We built the Hanzo identity layer to do better.
The Design
Anonymous tracking. Before a user provides any identifying information — before they log in, before they enter an email — they are tracked by a device fingerprint generated from browser characteristics, augmented by the Hanzo KV session token. This anonymous identity is consistent within a session and probabilistically consistent across sessions.
Identity resolution. When a user provides an email — through login, newsletter signup, or checkout — their anonymous history is merged into their identified profile. Past behavior enriches the identified record. The anonymous identifier becomes an alias.
Cross-device matching. When a user logs in on a different device, their full history follows them. The session token is the anonymous identifier; the email is the permanent identity. Both map to the same underlying profile.

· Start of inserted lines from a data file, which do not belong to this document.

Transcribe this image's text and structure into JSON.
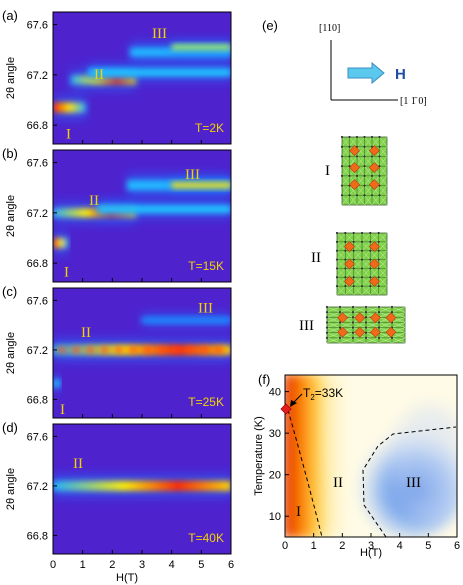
{
  "colors": {
    "bg_purple": "#5a1fc8",
    "phase_label": "#f2d200",
    "temp_label": "#f2d200",
    "arrow_fill": "#5bc8ee",
    "arrow_stroke": "#3a8fc0",
    "h_label": "#1f4ea8",
    "marker": "#e02020"
  },
  "left": {
    "ylabel": "2θ angle",
    "xlabel": "H(T)",
    "yticks": [
      "67.6",
      "67.2",
      "66.8"
    ],
    "xticks": [
      "0",
      "1",
      "2",
      "3",
      "4",
      "5",
      "6"
    ],
    "panels": [
      {
        "tag": "(a)",
        "temp": "T=2K",
        "phases": [
          "I",
          "II",
          "III"
        ]
      },
      {
        "tag": "(b)",
        "temp": "T=15K",
        "phases": [
          "I",
          "II",
          "III"
        ]
      },
      {
        "tag": "(c)",
        "temp": "T=25K",
        "phases": [
          "I",
          "II",
          "III"
        ]
      },
      {
        "tag": "(d)",
        "temp": "T=40K",
        "phases": [
          "II"
        ]
      }
    ]
  },
  "e": {
    "tag": "(e)",
    "axis_up": "[110]",
    "axis_right": "[1 1̄ 0]",
    "field": "H",
    "structures": [
      "I",
      "II",
      "III"
    ]
  },
  "f": {
    "tag": "(f)",
    "ylabel": "Temperature (K)",
    "xlabel": "H(T)",
    "yticks": [
      "40",
      "30",
      "20",
      "10"
    ],
    "xticks": [
      "0",
      "1",
      "2",
      "3",
      "4",
      "5",
      "6"
    ],
    "point_label": "T",
    "point_sub": "2",
    "point_value": "=33K",
    "phases": [
      "I",
      "II",
      "III"
    ]
  }
}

Privacy by design. The system was built without storing PII in the high-frequency event log. Events carry an anonymous identifier, not an email address. PII lives in a separate, access-controlled store. The event log is safe to retain indefinitely; the PII store is governed by retention policies.
Why This Mattered for AI
The identity layer became the foundation for everything machine learning we built afterward. A recommendation model is only as good as the user history it learns from. A personalization engine that loses the user at session end has half the signal it needs.

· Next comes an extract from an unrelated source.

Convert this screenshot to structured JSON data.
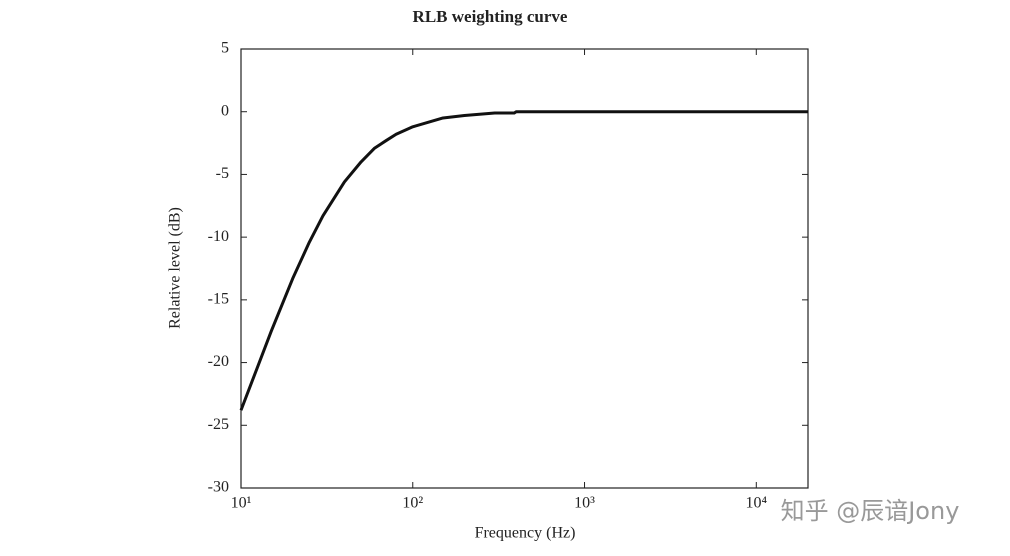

The identity graph — anonymous-to-identified, cross-device, historically complete — was what allowed our models to learn behavioral patterns that single-session or cookie-only systems could never see.
By 2014, the identity layer had accumulated enough signal to train the first version of our collaborative filtering models. By 2016, it was powering the genetic algorithm optimization system. The 2009 infrastructure decision created the conditions for 2016's capabilities.